Save As a GIF and Optimize
When everything is finished, it’s time to save the project as a GIF. Click File > Export > Save for Web (Legacy) and choose the GIF option in the popup dialog. Check on the size of the file and consider it’s output. There are a few things you can do to reduce the file size.
- Reduce the color count.
- Reduce or remove the dither.
- Reduce the height and width.
To check how the adjustments are changing your GIF, click on the Preview button. Use the 2-Up and 4-Up tabs to see different options. You might have to go back and remove more frames if it’s still too big. Aim for a file size below 20 MB. If you were creating a GIF for a fullwidth section, you will need to really cut down the frames to be able to get it at a good size for the web.

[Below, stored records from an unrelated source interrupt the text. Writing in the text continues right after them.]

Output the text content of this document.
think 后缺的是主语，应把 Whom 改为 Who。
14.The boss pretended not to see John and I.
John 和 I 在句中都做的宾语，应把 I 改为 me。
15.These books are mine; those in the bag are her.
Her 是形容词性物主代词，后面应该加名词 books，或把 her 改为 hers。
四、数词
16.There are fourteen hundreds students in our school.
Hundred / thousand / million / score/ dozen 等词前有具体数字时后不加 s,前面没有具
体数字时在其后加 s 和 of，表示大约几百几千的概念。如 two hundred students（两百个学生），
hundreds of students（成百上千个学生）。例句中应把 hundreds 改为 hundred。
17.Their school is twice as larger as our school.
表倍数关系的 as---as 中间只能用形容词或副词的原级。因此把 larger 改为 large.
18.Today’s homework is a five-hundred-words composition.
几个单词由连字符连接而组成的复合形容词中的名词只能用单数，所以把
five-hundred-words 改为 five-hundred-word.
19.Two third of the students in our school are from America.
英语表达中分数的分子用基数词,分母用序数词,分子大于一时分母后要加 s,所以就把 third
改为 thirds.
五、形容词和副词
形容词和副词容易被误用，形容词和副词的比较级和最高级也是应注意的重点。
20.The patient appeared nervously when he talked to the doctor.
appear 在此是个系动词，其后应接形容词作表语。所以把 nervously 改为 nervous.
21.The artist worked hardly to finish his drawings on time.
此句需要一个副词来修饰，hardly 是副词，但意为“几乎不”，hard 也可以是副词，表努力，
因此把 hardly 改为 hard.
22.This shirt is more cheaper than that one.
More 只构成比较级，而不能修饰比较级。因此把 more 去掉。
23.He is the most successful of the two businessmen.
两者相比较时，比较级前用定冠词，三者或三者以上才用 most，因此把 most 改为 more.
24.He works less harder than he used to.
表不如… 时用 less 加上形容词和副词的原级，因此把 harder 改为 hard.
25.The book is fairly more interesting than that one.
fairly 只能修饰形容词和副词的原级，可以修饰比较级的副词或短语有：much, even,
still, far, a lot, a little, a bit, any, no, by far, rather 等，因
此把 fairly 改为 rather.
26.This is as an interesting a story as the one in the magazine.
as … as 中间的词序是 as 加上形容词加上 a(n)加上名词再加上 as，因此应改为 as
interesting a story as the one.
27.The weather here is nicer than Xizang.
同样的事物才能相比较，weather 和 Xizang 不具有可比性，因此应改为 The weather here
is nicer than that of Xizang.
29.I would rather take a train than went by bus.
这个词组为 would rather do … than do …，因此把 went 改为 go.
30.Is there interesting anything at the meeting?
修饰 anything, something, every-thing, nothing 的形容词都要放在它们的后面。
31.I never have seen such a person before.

A good rule of thumb is to keep your GIF files no bigger than around 20 MB. More than that is just too big. If you can manage to shrink it below 10MB without losing too much quality, then you’ve got a winner.
We ended up deleting more frames from our GIF to get it down to 18 MB. Then we put it through GIFCompressor, and reduced it 55%. GIFCompressor is a free online tool which reduces GIF size without losing quality. You can upload a GIF up to 50MB in size.
As you see, it’s pretty easy to make a GIF in Photoshop from video footage. The only caveat is the length of the video you begin with and how many frames you remove. If you don’t remove enough, the final file will be truly enormous, and that will be no help at all. It might take some trial runs to finally get A GIF looking just how you want it. If you are creating GIFs of screenshots for tutorials, like in this guide, you will get the hang of it and it’ll be simpler every time.